# .243 Javelina Reloads



## Surculus Solitudo (Aug 18, 2009)

I know this is a handgun forum but just in case...I am going to reload for my .243 Weatherby Vanguard to hunt Javelina. What are your favorite bullets, powder, and recipies for lighter .243 cartridges? My rifle is the lightweight VGL model with the 20 inch barrel and a 1:10 twist. I am thinking about the 80 gr Sierra Gameking bulllet. I will be using new Winchester brass. This is my first shot at reloading rifle brass so any info would be helpful. Thanks in advance for your help!


----------



## TOF (Sep 7, 2006)

If your objective is taking a Javelina you don't need a majic bullet. They are not quite like Cape Buffalo.

Given this is your first excursion into loading rifle bullets, I suggest you select a load from one of the loading manuals you have or are going to purchase and have a go at it. Start on the low end of the powder charge range.

Reloading supplies are as with factory ammo a bit hard to get for some calibers at this time. That may or may not apply in your area to .243's.

You might simply pick a .243 bullet a local vendor has on the shelf and a powder the Bullet manufacturer recommends in their load charts and go for it.

Speer bullets are available through most gun shops and Speer has an excellent manual. The powder at the top of the list is normally the one most preferred by the writer of the manual.

The same can be said of other bullet mfg's.

Have fun

tumbleweed


----------



## Surculus Solitudo (Aug 18, 2009)

Thanks TOF. You read my mind...After I changed it. 
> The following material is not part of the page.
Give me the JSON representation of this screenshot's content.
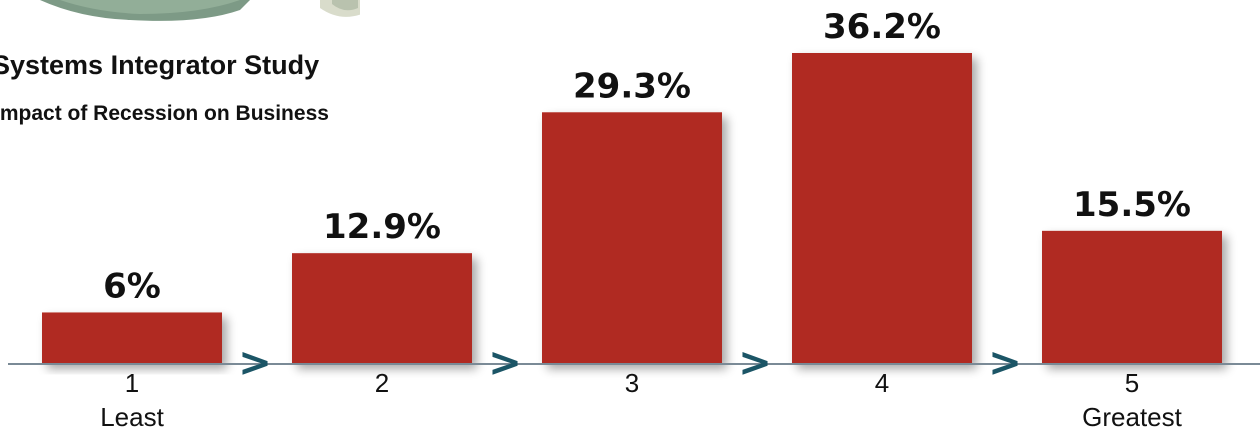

I realize now that the V-Max bullet is not really suitable for Javelina. I was able to order some Speer 85gr boat tail soft points from Powder Valley. Like you said, I had to do a lot of searching to find those. I also found some IMR 4895 powder which is a published load in my Speer manual. When the .243 dies get here I am going to load some rounds at different weights of powder, and head to the range to see what shoots best in my rifle.

I know I'll have fun! :smt023


----------



## TOF (Sep 7, 2006)

Surculus Solitudo said:


> Thanks TOF. You read my mind...After I changed it.
> 
> I realize now that the V-Max bullet is not really suitable for Javelina. I was able to order some Speer 85gr boat tail soft points from Powder Valley. Like you said, I had to do a lot of searching to find those. I also found some IMR 4895 powder which is a published load in my Speer manual. When the .243 dies get here I am going to load some rounds at different weights of powder, and head to the range to see what shoots best in my rifle.
> 
> I know I'll have fun! :smt023


That sounds like an excellent plan. Let us know how things work out and good luck on the hunt.

tumbleweed


----------